Five teams compete for the win

Part 1 of the Challenge eventually produced five teams who will compete for the win. These five teams have to develop an algorithm that can control a greenhouse completely autonomously, Maree says. “Each team is given its own greenhouse in which they will have to grow and eventually harvest dwarf tomatoes. In their algorithm, they can turn various buttons, such as water release, temperature, light and humidity. The trick is to find an optimum in this. More light and heat means you can harvest earlier, but also that more energy is consumed. The greenhouses are equipped with standard sensors, but the teams may fit additional sensors.”

Developing the algorithm

Throughout the summer, the teams are working on developing their algorithm. To do so, they are using a WUR simulator. Maree: “This simulator is a digital version of the tomato they will be growing. We provided the simulator with data from a previous trial. During that trial, we grew dwarf tomatoes in the same greenhouse, but manually. That means we have a better idea which parameters are important for the crop to develop and which sensors are needed for that. The teams will build their algorithm entirely using this simulator. In practice, they then just need to fine-tune whether the greenhouse responds as they expect based on the simulation.”

Most lucrative crop wins

The algorithm must be ready on 2 September, says Maree: “After that, the greenhouse will need to do the rest of the work. Tomatoes must be harvested by 16 December. The winner is the team with the highest net profit. That depends on the price per pot, the number of pots worth selling and the costs incurred. We pre-set the price per pot at 1.80 euro. Fewer than average red fruits will mean the price is lower, more red fruits means the price is higher. Flavour also influences the price. We base this on the dry matter content. The higher this content, the more flavourful the tomato should be.”

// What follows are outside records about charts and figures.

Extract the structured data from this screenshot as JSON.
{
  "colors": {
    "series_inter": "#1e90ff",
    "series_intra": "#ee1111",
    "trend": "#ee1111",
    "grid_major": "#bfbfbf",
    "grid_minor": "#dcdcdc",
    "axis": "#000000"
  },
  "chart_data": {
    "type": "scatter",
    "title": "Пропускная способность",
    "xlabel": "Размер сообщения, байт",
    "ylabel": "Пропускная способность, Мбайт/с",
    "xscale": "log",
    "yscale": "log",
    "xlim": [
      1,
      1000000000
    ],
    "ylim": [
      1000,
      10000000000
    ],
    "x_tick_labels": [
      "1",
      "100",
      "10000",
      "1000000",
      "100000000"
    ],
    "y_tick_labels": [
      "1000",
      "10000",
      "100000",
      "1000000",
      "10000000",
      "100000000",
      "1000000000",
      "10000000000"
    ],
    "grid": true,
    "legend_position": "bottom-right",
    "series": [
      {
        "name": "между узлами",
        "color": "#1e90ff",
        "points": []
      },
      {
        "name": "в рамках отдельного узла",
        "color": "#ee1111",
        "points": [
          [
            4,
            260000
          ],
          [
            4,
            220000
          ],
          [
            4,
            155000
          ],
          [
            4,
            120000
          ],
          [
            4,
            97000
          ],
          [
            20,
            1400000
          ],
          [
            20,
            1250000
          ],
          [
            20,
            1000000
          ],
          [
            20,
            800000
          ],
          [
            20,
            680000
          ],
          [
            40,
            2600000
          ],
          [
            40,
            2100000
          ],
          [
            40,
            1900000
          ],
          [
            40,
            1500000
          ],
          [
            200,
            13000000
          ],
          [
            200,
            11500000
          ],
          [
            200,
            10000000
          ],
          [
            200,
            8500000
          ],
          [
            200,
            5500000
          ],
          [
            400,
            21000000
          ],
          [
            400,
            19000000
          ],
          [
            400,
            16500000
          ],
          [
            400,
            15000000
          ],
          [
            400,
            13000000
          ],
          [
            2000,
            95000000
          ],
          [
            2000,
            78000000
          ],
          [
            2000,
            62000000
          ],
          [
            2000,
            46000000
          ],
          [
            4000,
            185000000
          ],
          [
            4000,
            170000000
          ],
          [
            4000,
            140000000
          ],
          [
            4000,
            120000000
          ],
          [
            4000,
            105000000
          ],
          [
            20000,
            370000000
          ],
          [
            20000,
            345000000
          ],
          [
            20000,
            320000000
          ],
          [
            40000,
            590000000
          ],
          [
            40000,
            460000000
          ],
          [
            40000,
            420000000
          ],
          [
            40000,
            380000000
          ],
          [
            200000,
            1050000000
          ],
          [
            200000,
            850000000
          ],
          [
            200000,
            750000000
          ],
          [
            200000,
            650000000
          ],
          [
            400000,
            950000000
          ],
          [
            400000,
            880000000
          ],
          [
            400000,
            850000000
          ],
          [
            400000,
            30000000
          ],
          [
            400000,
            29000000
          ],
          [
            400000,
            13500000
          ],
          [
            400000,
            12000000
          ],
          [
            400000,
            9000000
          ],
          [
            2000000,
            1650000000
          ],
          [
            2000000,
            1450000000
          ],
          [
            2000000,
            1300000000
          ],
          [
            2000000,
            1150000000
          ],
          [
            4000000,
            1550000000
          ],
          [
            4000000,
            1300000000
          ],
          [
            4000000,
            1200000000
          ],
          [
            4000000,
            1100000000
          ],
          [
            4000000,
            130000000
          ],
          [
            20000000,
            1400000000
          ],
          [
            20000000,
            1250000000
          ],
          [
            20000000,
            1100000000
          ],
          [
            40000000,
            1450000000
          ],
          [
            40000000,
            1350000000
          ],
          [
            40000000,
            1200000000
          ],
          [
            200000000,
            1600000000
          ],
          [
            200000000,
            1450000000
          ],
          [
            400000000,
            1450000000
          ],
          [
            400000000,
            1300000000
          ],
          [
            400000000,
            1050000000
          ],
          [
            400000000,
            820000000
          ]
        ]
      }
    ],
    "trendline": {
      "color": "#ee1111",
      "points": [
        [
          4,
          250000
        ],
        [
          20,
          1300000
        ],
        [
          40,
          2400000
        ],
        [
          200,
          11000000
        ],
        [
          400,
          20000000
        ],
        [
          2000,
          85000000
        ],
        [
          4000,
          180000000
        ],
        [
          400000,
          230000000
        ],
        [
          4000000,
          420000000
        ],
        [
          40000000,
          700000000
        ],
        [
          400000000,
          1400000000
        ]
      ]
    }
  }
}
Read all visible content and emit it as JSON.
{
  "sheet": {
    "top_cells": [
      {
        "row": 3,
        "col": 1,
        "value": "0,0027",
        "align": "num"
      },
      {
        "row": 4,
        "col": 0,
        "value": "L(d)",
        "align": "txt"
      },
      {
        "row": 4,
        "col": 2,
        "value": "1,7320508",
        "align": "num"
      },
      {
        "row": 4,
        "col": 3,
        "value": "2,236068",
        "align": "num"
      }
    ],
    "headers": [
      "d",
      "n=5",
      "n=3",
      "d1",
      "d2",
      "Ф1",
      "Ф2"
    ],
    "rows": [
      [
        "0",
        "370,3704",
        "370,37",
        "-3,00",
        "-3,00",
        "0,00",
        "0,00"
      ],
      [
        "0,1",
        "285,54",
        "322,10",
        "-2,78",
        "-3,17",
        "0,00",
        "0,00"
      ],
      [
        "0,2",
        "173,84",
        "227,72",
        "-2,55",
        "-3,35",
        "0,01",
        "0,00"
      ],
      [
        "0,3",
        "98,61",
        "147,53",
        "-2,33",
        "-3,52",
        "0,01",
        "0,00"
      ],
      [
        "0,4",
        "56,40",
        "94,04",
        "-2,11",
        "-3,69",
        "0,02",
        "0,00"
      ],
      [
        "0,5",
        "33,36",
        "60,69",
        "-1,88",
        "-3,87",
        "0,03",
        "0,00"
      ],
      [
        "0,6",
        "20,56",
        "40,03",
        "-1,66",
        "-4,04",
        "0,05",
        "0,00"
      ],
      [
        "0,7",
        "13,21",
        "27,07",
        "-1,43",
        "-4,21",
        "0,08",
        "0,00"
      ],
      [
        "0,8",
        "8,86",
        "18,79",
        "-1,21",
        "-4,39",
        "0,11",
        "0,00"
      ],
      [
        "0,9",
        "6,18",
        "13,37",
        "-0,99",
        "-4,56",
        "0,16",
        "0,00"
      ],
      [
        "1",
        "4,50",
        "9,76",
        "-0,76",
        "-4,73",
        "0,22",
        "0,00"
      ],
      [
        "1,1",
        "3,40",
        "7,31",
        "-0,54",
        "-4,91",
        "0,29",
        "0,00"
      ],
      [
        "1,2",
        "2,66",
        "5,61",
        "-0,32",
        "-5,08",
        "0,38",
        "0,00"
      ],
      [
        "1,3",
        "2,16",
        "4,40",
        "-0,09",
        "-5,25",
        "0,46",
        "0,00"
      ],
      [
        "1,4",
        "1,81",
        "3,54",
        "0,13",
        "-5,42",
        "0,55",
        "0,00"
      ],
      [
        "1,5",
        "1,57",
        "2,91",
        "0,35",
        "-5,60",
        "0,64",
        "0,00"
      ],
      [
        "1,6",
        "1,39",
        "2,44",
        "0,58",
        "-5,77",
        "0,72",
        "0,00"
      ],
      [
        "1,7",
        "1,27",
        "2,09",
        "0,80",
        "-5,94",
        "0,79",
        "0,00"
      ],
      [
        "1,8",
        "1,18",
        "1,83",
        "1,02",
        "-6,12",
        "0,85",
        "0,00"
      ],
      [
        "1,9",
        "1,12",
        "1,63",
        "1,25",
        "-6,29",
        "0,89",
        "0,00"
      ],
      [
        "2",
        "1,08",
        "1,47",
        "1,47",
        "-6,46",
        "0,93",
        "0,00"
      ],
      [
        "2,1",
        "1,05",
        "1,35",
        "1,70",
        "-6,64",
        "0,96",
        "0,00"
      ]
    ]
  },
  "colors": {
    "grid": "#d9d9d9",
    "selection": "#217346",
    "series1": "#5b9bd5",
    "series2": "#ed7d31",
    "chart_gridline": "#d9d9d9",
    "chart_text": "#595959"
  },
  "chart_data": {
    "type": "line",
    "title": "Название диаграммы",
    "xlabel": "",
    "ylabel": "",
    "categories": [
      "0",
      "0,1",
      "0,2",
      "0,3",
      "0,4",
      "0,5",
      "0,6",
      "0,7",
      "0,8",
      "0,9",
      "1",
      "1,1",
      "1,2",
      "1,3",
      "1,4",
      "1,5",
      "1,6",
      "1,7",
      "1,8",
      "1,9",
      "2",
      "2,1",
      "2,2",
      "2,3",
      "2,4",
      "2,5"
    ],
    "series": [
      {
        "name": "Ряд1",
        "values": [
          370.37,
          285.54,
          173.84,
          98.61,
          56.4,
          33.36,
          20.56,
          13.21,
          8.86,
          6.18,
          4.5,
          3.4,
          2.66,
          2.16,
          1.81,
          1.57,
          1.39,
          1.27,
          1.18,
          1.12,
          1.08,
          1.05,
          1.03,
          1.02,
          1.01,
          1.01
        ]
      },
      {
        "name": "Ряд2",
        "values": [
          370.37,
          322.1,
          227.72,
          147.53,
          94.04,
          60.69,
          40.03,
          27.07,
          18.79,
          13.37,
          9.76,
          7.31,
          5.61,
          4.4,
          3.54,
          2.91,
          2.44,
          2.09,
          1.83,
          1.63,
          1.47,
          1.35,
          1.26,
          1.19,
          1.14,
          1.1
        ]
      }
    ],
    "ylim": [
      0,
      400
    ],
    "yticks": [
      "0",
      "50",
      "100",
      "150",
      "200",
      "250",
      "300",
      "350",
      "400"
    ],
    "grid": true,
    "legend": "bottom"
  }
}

Valuable knowledge and insights

Apart from eternal fame, the winner also gains valuable knowledge from the Challenge, says Maree. “They can use their algorithm for further research or apply it operationally. Several successful businesses have emerged from previous editions. For us too, the Challenge will bring new insights. For example, whether new sensors provide reliable data. But also which strategies will be most efficient. Because ultimately, that’s the goal of autonomous farming. As an organiser, we don’t see exactly how the algorithms work, but we do see the consequences of choices. That in turn provides us with loads of valuable data, which we will be able to use in further research and to help the industry move towards fully autonomous greenhouses.”

The 4th Autonomous Greenhouse Challenge is organised by Wageningen University & Research, BU Horticulture and Flower Bulbs and sponsored by Tencent, Biobest, Fluence, Lensli Substrates, Pöppelmann, Quantified, Certhon, Vreugdenhil, Gebr. Geers bv and LetsGrow.